Most times when I visit a graveyard where my ancestors are buried there is no headstone to mark their time on earth. Even so, I still love to walk the graveyard reading the headstones of their neighbours. Neighbours not only in death, but sometimes also in life, for often I find many my ancestors would have known in the village community. They might have been friends, they might have just been acquaintances or they might have even been enemies, but they are all characters of their time and I enjoy meeting them and wondering about their lives and relationships with my ancestors.
Recently, I visited the village of Blanchland in Northumberland which is the area where my 2 x Great Grandfather, Dr Frederick Williams Cadwalleder Beavan, grew up. The eldest of nine children, his parents were Dr Frederick Beavan and Barbara Leyson. In about 1810, the family moved from Llansamalet in Glamorganshire, Wales eventually settling in Blanchland by about 1812 after making a couple short stops at a couple of nearby villages for the baptisms of new babies. Various members of the family stayed in the area until at least the mid-1850s.

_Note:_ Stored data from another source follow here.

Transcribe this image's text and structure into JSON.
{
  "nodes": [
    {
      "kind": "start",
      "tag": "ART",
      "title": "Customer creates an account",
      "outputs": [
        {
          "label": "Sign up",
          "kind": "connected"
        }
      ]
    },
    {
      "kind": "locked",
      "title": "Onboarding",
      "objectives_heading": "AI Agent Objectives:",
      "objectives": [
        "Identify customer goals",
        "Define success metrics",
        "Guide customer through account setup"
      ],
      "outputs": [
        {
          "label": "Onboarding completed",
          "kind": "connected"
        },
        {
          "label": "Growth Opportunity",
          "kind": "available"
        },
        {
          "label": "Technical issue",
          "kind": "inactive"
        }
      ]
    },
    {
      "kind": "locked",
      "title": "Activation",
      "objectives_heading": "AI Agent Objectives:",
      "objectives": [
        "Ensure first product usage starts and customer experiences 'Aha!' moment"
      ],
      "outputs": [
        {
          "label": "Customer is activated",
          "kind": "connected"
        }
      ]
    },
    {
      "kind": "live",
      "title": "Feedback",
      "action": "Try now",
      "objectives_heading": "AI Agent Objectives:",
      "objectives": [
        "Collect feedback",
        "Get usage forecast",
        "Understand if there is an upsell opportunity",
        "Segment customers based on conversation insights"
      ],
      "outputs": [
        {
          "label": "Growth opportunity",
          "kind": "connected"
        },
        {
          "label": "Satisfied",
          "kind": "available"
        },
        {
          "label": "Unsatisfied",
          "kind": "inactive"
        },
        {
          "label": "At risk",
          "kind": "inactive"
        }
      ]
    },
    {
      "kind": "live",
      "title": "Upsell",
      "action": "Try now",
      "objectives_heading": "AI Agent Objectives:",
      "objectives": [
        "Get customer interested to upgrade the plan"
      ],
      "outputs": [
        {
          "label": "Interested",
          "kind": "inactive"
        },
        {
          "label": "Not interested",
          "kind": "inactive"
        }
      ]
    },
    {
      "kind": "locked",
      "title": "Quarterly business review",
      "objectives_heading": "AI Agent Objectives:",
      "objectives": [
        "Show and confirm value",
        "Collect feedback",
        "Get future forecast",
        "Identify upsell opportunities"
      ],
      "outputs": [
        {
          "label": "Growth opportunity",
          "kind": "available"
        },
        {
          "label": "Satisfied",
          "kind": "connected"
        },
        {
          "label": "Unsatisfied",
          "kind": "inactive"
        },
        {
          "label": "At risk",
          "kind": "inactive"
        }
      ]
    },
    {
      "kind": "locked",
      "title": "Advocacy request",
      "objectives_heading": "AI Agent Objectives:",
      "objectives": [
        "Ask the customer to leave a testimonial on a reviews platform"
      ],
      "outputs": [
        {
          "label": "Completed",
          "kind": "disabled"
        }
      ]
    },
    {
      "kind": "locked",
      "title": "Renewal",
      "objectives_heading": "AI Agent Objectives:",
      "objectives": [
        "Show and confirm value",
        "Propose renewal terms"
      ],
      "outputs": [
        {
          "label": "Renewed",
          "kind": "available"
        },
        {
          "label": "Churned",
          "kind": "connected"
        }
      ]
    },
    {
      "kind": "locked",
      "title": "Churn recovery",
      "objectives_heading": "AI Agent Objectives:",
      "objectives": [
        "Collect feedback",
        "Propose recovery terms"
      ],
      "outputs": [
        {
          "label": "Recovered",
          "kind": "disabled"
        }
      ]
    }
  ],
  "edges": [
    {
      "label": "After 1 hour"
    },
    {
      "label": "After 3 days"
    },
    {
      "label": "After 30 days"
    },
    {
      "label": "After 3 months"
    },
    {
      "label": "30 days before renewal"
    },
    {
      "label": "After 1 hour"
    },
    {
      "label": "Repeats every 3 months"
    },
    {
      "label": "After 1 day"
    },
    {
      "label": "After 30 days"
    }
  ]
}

Frederick senior passed away in 1844 and was buried in the graveyard at St Mary’s Abbey, Blanchland. He has no surviving headstone so I walked the grounds anyway and read the headstones that had survived. One inscription in particular really caught my eye:
The inscription reads:
The poor man’s friend lies here at rest. Who was with peace and plenty blest. O may an angel guard his grave, till with the virtuous and the brave. His ashes rise from death’s sweet sleep and from the grave to Jesus leap.
While the other side says:
Erected in memory of John Bell who died April 16th 1811 aged 60 years. 26 years a miller at Blanchland. His body has returned to the dust. His spirit breathes in a milder clime above
John Bell sounds like a lovely man. He had passed away a little before I think my family was living there, so they probably did not know him personally. I cannot find a record of his burial, although I have not checked the actual parish registers. I do know that there were quite a few babies called John Bell born about the same time as he in nearby villages. In the 1841 and 1851 census’ there are some Bell families in the village so they possibly are relatives of John.
It was nice to meet you John Bell, a man who obviously made a great impression on his neighbours, may you continue to rest in peace.